SAIL: Everything changes
Welcome to Sensemaking, AI, and Learning - a weekly look at general AI trends and educational impact.
Anyone in the education sector has experienced "next-thing-ism" - the constant hype cycle of [this new thing] will change our schools and universities. Sometimes it's a technology, such as the iPhone. Sometimes it's software such as MOOCs. Or learning management systems, learning analytics, and web 2.0. These are generally and prudently met with skepticism about their capacity to "change everything" since the change is within a silo or in one domain of impact. Change in education is hard simply because education is a system of systems. This means that any one change cannot tilt the system in a new direction.
But MOOCs were revolutionary. Universities couldn't fully absorb the idea of digital learning at scale; largely due to the ways that student tuition links to accreditation which links to state-level reporting. Instead, the idea of learning at scale moved outside of universities and universities used MOOCs as a feeder system for existing masters programs. There were some attempts at innovation through large scale freshmen classes, but they largely faded and companies like Coursera found a willing audience with the corporate sector.
AI is the next big thing to change everything. This time I believe it. Why? AI's impact is across systems. It changes everything. Think of what we know in the learning sciences - every aspect of it needs updating to include AI. All learning theories need to be re-conceptualized to account for AI. Communities of Inquiry? Scaffolding in learning? Creativity? Study skills? Everything we know about learning needs to be updated for AI. Seminal articles will be written over the next few years to address this urgent need for updating and incorporating the effects of AI.
Learning
We've been playing with the idea of what an AI-First University looks like (reach out privately if you're interested in discussing). We'll share resources on this in the next few weeks. The move to be an AI-centric university is moving quickly. UF has an early lead in the space.

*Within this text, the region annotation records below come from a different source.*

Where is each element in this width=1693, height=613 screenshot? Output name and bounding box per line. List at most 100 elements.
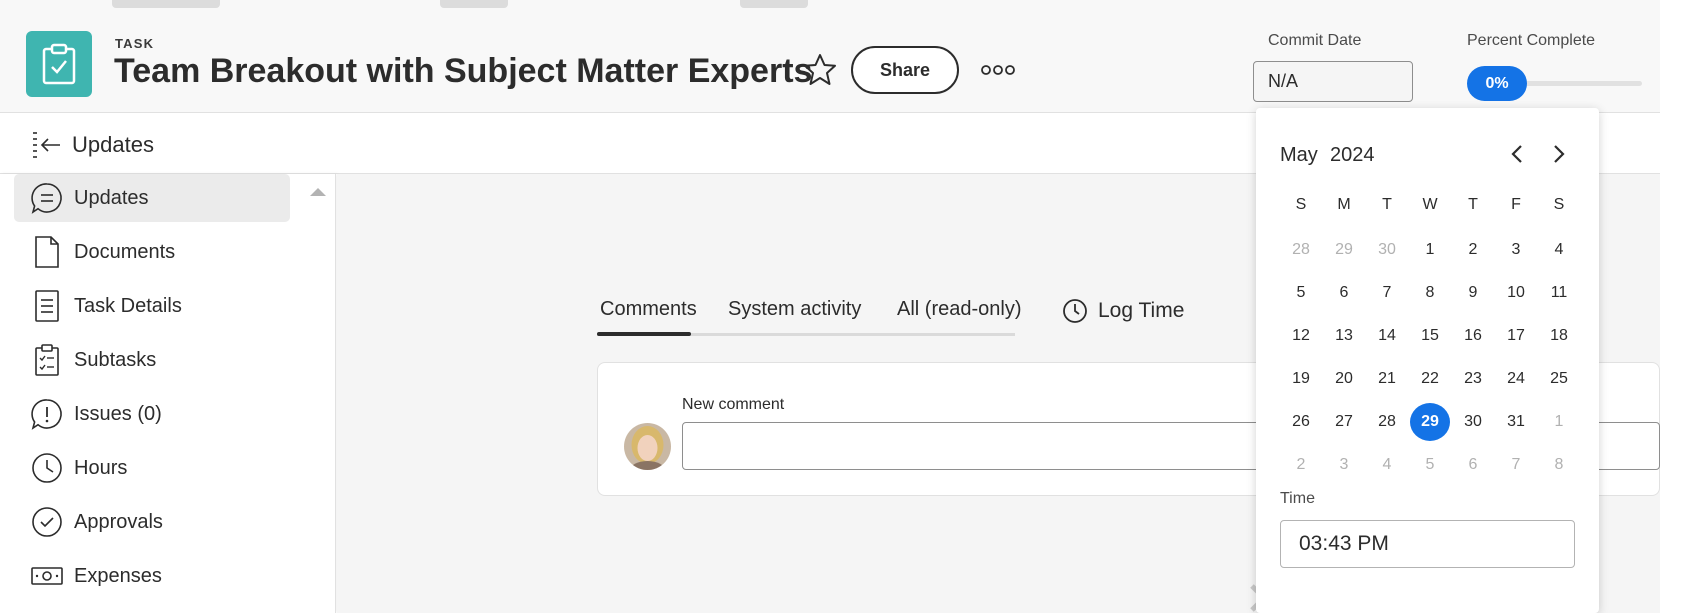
sidebar-item-documents[interactable]: Documents [14, 228, 290, 276]
calendar-month[interactable]: May [1280, 144, 1318, 167]
calendar-day[interactable]: 30 [1367, 231, 1407, 269]
sidebar-item-label: Task Details [74, 294, 182, 317]
sidebar-item-subtasks[interactable]: Subtasks [14, 336, 290, 384]
subtasks-icon [30, 341, 64, 379]
calendar-day[interactable]: 28 [1281, 231, 1321, 269]
chevron-left-icon[interactable] [1506, 142, 1530, 166]
check-circle-icon [30, 503, 64, 541]
top-tab-strip [0, 0, 1693, 10]
money-icon [30, 557, 64, 595]
calendar-day[interactable]: 8 [1539, 446, 1579, 484]
calendar-day[interactable]: 15 [1410, 317, 1450, 355]
commit-date-input[interactable]: N/A [1253, 61, 1413, 102]
calendar-day[interactable]: 20 [1324, 360, 1364, 398]
calendar-day[interactable]: 2 [1281, 446, 1321, 484]
calendar-day[interactable]: 1 [1410, 231, 1450, 269]
log-time-button[interactable]: Log Time [1062, 298, 1184, 324]
calendar-day[interactable]: 5 [1281, 274, 1321, 312]
calendar-day[interactable]: 31 [1496, 403, 1536, 441]
calendar-day[interactable]: 9 [1453, 274, 1493, 312]
calendar-day[interactable]: 1 [1539, 403, 1579, 441]
calendar-day-selected[interactable]: 29 [1410, 403, 1450, 441]
sidebar-item-issues[interactable]: Issues (0) [14, 390, 290, 438]
calendar-day[interactable]: 26 [1281, 403, 1321, 441]
calendar-day[interactable]: 10 [1496, 274, 1536, 312]
task-clipboard-icon [26, 31, 92, 97]
document-icon [30, 233, 64, 271]
collapse-panel-icon[interactable] [30, 128, 62, 160]
sidebar-item-label: Subtasks [74, 348, 157, 371]
weekday-header: W [1422, 196, 1438, 213]
commit-date-label: Commit Date [1268, 32, 1362, 49]
sidebar-item-hours[interactable]: Hours [14, 444, 290, 492]
calendar-day[interactable]: 6 [1324, 274, 1364, 312]
calendar-day[interactable]: 4 [1539, 231, 1579, 269]
weekday-header: S [1553, 196, 1565, 213]
weekday-header: T [1382, 196, 1392, 213]
sidebar-item-label: Issues (0) [74, 402, 162, 425]
calendar-day[interactable]: 28 [1367, 403, 1407, 441]
updates-panel-title: Updates [72, 132, 154, 157]
share-button[interactable]: Share [851, 46, 959, 94]
speech-bubble-icon [30, 179, 64, 217]
calendar-day[interactable]: 17 [1496, 317, 1536, 355]
sidebar-item-updates[interactable]: Updates [14, 174, 290, 222]
calendar-day[interactable]: 12 [1281, 317, 1321, 355]
active-tab-indicator [597, 332, 691, 336]
calendar-day[interactable]: 29 [1324, 231, 1364, 269]
sidebar-item-label: Hours [74, 456, 128, 479]
time-input[interactable]: 03:43 PM [1280, 520, 1575, 568]
calendar-day[interactable]: 18 [1539, 317, 1579, 355]
sidebar-item-approvals[interactable]: Approvals [14, 498, 290, 546]
calendar-day[interactable]: 25 [1539, 360, 1579, 398]
calendar-day[interactable]: 5 [1410, 446, 1450, 484]
calendar-day[interactable]: 19 [1281, 360, 1321, 398]
avatar [624, 423, 671, 470]
calendar-day[interactable]: 4 [1367, 446, 1407, 484]
scroll-up-arrow-icon[interactable] [310, 188, 326, 196]
tab-comments[interactable]: Comments [600, 298, 697, 321]
chevron-right-icon[interactable] [1546, 142, 1570, 166]
star-icon[interactable] [802, 52, 838, 88]
new-comment-label: New comment [682, 396, 785, 413]
calendar-day[interactable]: 24 [1496, 360, 1536, 398]
calendar-day[interactable]: 11 [1539, 274, 1579, 312]
clock-icon [1062, 298, 1088, 324]
top-tab[interactable] [740, 0, 808, 8]
calendar-day[interactable]: 23 [1453, 360, 1493, 398]
page-title: Team Breakout with Subject Matter Expert… [114, 52, 813, 90]
calendar-year[interactable]: 2024 [1330, 144, 1375, 167]
calendar-day[interactable]: 21 [1367, 360, 1407, 398]
sidebar-item-task-details[interactable]: Task Details [14, 282, 290, 330]
tab-system-activity[interactable]: System activity [728, 298, 861, 321]
object-type-label: TASK [115, 36, 155, 51]
top-tab[interactable] [440, 0, 508, 8]
calendar-day[interactable]: 3 [1324, 446, 1364, 484]
calendar-day[interactable]: 27 [1324, 403, 1364, 441]
weekday-header: M [1337, 196, 1351, 213]
calendar-day[interactable]: 14 [1367, 317, 1407, 355]
sidebar-item-expenses[interactable]: Expenses [14, 552, 290, 600]
task-details-icon [30, 287, 64, 325]
date-picker-popover: May 2024 S M T W T F S 28 29 30 1 2 3 4 … [1256, 108, 1599, 613]
calendar-day[interactable]: 8 [1410, 274, 1450, 312]
clock-icon [30, 449, 64, 487]
sidebar-item-label: Documents [74, 240, 176, 263]
calendar-day[interactable]: 6 [1453, 446, 1493, 484]
calendar-day[interactable]: 16 [1453, 317, 1493, 355]
calendar-day[interactable]: 7 [1367, 274, 1407, 312]
calendar-day[interactable]: 13 [1324, 317, 1364, 355]
calendar-day[interactable]: 3 [1496, 231, 1536, 269]
calendar-day[interactable]: 2 [1453, 231, 1493, 269]
percent-complete-handle[interactable]: 0% [1467, 66, 1527, 101]
sidebar-item-label: Updates [74, 186, 149, 209]
top-tab[interactable] [112, 0, 220, 8]
calendar-day[interactable]: 7 [1496, 446, 1536, 484]
tab-all-read-only[interactable]: All (read-only) [897, 298, 1021, 321]
page-header: TASK Team Breakout with Subject Matter E… [0, 10, 1660, 113]
calendar-day[interactable]: 22 [1410, 360, 1450, 398]
weekday-header: T [1468, 196, 1478, 213]
left-sidebar: Updates Documents Task Details Subtasks … [0, 174, 336, 613]
calendar-day[interactable]: 30 [1453, 403, 1493, 441]
more-options-icon[interactable] [980, 62, 1016, 78]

How does AI change higher education? We held our first workshop in Dallas a few weeks ago on AI's impact on education. Together with WCET, OLC, WCET, and Tyton Partners, we're holding a workshop in Denver July 13. Registration is above. We're keeping it small to about 100 people, so you may want to register soon. We have additional events planned, including Singapore early June.

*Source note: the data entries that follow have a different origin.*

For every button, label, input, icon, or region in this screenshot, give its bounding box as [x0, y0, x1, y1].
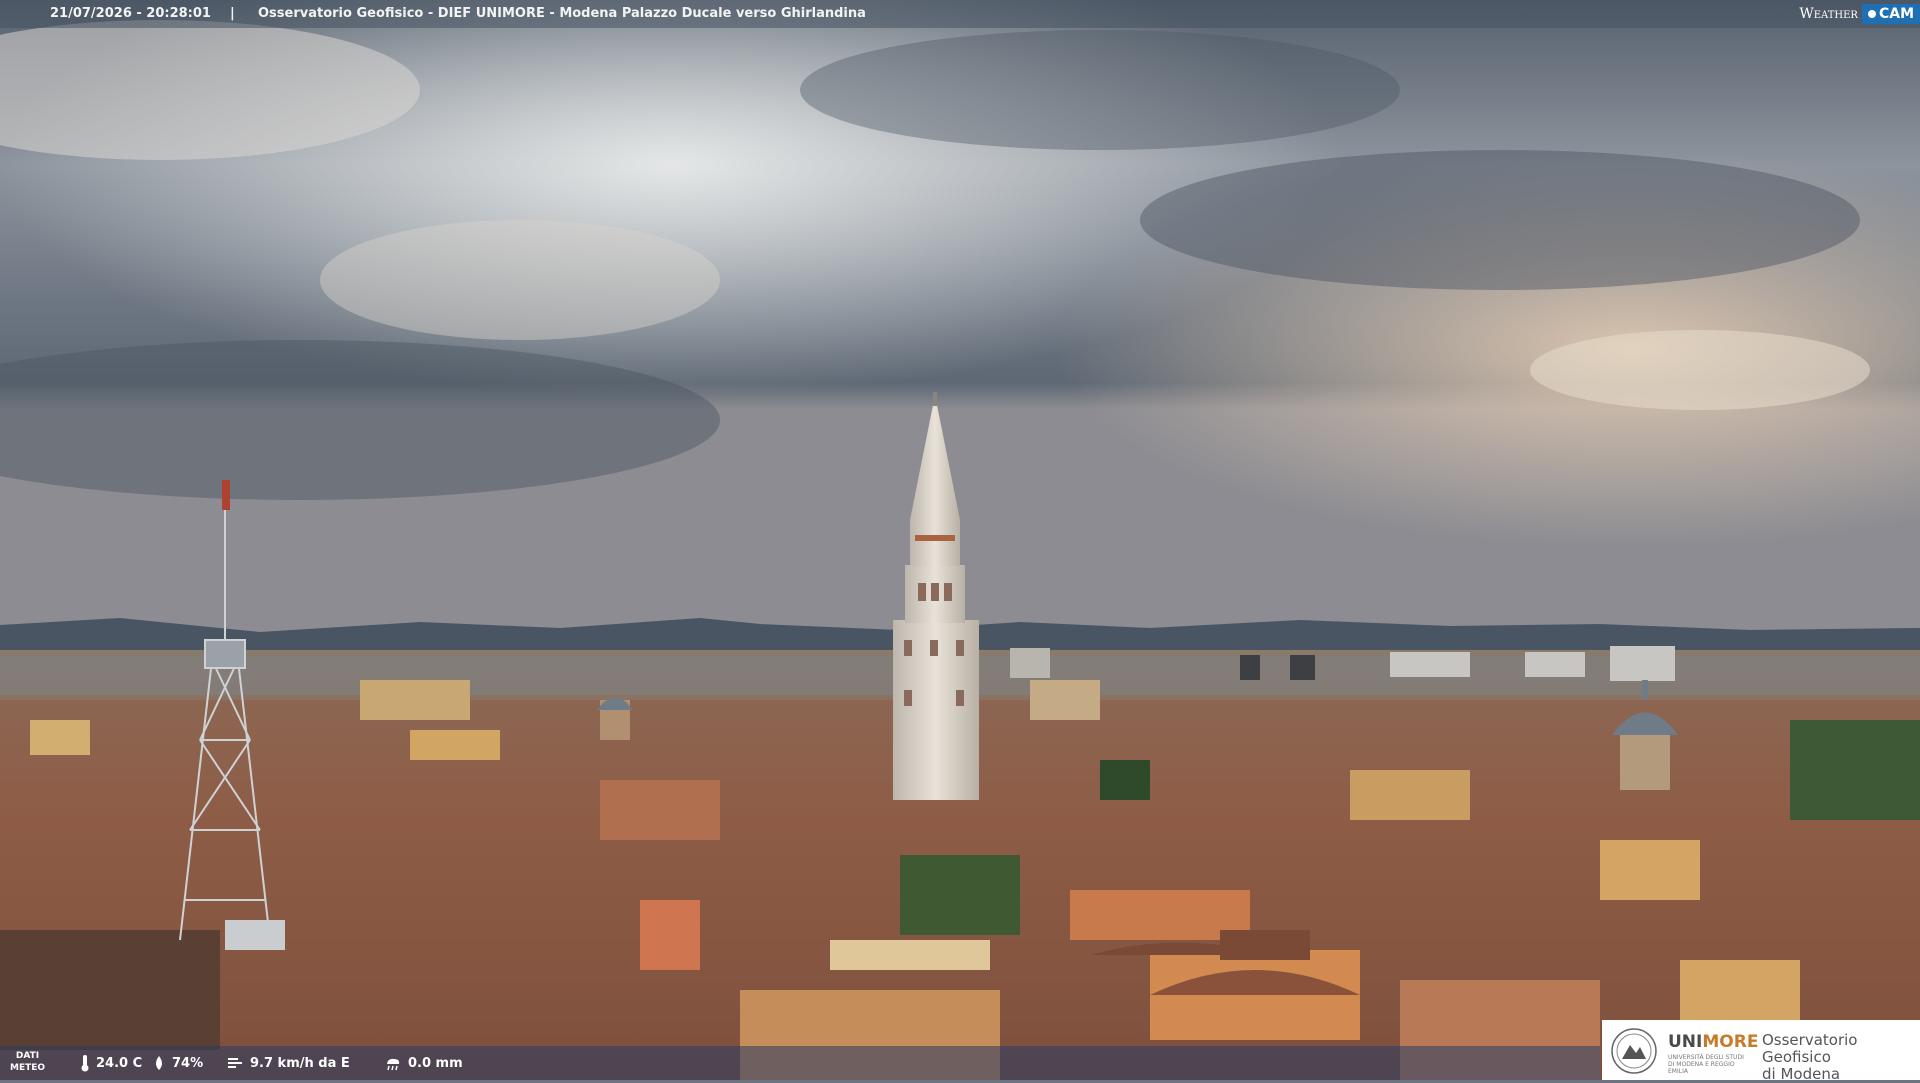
observatory-line2: di Modena [1762, 1065, 1841, 1083]
weathercam-logo: Weather CAM [1793, 0, 1920, 28]
weathercam-logo-cam: CAM [1861, 4, 1920, 24]
unimore-wordmark-more: MORE [1702, 1032, 1759, 1052]
observatory-line1: Osservatorio Geofisico [1762, 1031, 1858, 1066]
webcam-scene [0, 0, 1920, 1080]
rain-reading: 0.0 mm [384, 1046, 463, 1080]
unimore-subtitle: UNIVERSITÀ DEGLI STUDI DI MODENA E REGGI… [1668, 1054, 1744, 1075]
weathercam-logo-cam-text: CAM [1878, 6, 1914, 22]
unimore-wordmark: UNIMORE [1668, 1032, 1758, 1052]
wind-reading: 9.7 km/h da E [226, 1046, 350, 1080]
humidity-value: 74% [172, 1055, 204, 1071]
unimore-logo: UNIMORE UNIVERSITÀ DEGLI STUDI DI MODENA… [1602, 1020, 1920, 1083]
unimore-wordmark-uni: UNI [1668, 1032, 1703, 1052]
thermometer-icon [81, 1055, 89, 1072]
meteo-label: DATI METEO [10, 1050, 45, 1074]
wind-value: 9.7 km/h da E [250, 1055, 350, 1071]
rain-value: 0.0 mm [408, 1055, 463, 1071]
humidity-reading: 74% [152, 1046, 203, 1080]
meteo-data-bar: DATI METEO 24.0 C 74% 9.7 km/h da E 0.0 … [0, 1046, 1600, 1080]
humidity-drop-icon [156, 1056, 162, 1070]
wind-icon [228, 1058, 242, 1068]
university-seal-icon [1611, 1028, 1657, 1074]
temperature-value: 24.0 C [96, 1055, 143, 1071]
rain-icon [387, 1058, 400, 1071]
webcam-info-bar: 21/07/2026 - 20:28:01 | Osservatorio Geo… [0, 0, 1920, 28]
meteo-label-line1: DATI [15, 1051, 40, 1061]
temperature-reading: 24.0 C [80, 1046, 142, 1080]
observatory-name: Osservatorio Geofisico di Modena [1762, 1032, 1920, 1083]
weathercam-logo-weather: Weather [1799, 6, 1858, 22]
timestamp: 21/07/2026 - 20:28:01 [50, 6, 211, 21]
camera-lens-icon [1867, 10, 1876, 18]
meteo-label-line2: METEO [10, 1063, 46, 1073]
camera-title: Osservatorio Geofisico - DIEF UNIMORE - … [258, 6, 866, 21]
separator: | [230, 6, 235, 21]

AI-ALOE is one of four NSF funded AI and learning centres. A short update on their take on ChatGPT.
Intelligent tutors have long been used in education (they're one of the more developed technologies), but since they're often built without designers focusing on the whole student experience, they end up lacking some aesthetics. That's changing: Virtual tutors for education.
There is a sudden interest in teaching AI literacy "My bigger concern is whether we will be able to get adults up to speed quickly enough. Without AI literacy among the internet-surfing adult population, more and more people are bound to fall prey to unrealistic expectations and hype."
The future of education in a world of AI. I don't think most universities will meet the needs of this moment in relation to AI. Vision is lacking. And AI is being treated as an add-on (this article does as well). It's hard to imagine a systemic restructuring. But that is precisely what AI will do. The decisions university leaders make in the next year will have long term impacts, including a coalescing of educational AI models.
AI in General
There will be many (many) chatgpt courses. Code Academy has one up now. UMich has a ChatGPT Teach Out
ChaosGPT. Because why not. "Based on the Auto-GPT code, a user created a project called ChaosGPT and asked how it would destroy humanity. ChaosGPT started by Googling 'most destructive weapons' to recruit a GPT-3.5-powered AI agent to do more research on deadly weapons. When GPT-3.5 says it's only focused on world peace- ChaosGPT devises a plan to get GPT-3.5 to ignore its programming."
Google continues to surprise me. It's slow and plodding in AI. And it has the biggest talent and resource pool. It's going to add AI to search (six months after ChatGPT appeared). I've been playing with Bard - it's not as intuitive as ChatGPT and not as engaging to work with. But the game is still early.
Tool to play with: Gamma: AI to improve your presentation.
Segment Anything Model "a new AI model from Meta AI that can "cut out" any object, in any image, with a single click"
AI Server shortage due to AI's rapid growth. Nvidia is loving life.
Text to video. Not great quality. But it will only get better.
Impact of AI
Last week I shared reports detailing AI-induced job losses. Here's a counter view: Nobody knows "But the truth is that no one knows that yet, and economists do the world a service by refusing to pretend that they do know."
The ridiculous AI-Pause letter would only help China. So says Google's ex-CEO
Biden says "tech companies have a responsibility to make sure their products are safe before making them public." That sound you hear in the distance is called regulation. The mighty warrior nation, Canada, opens ChatGPT probe.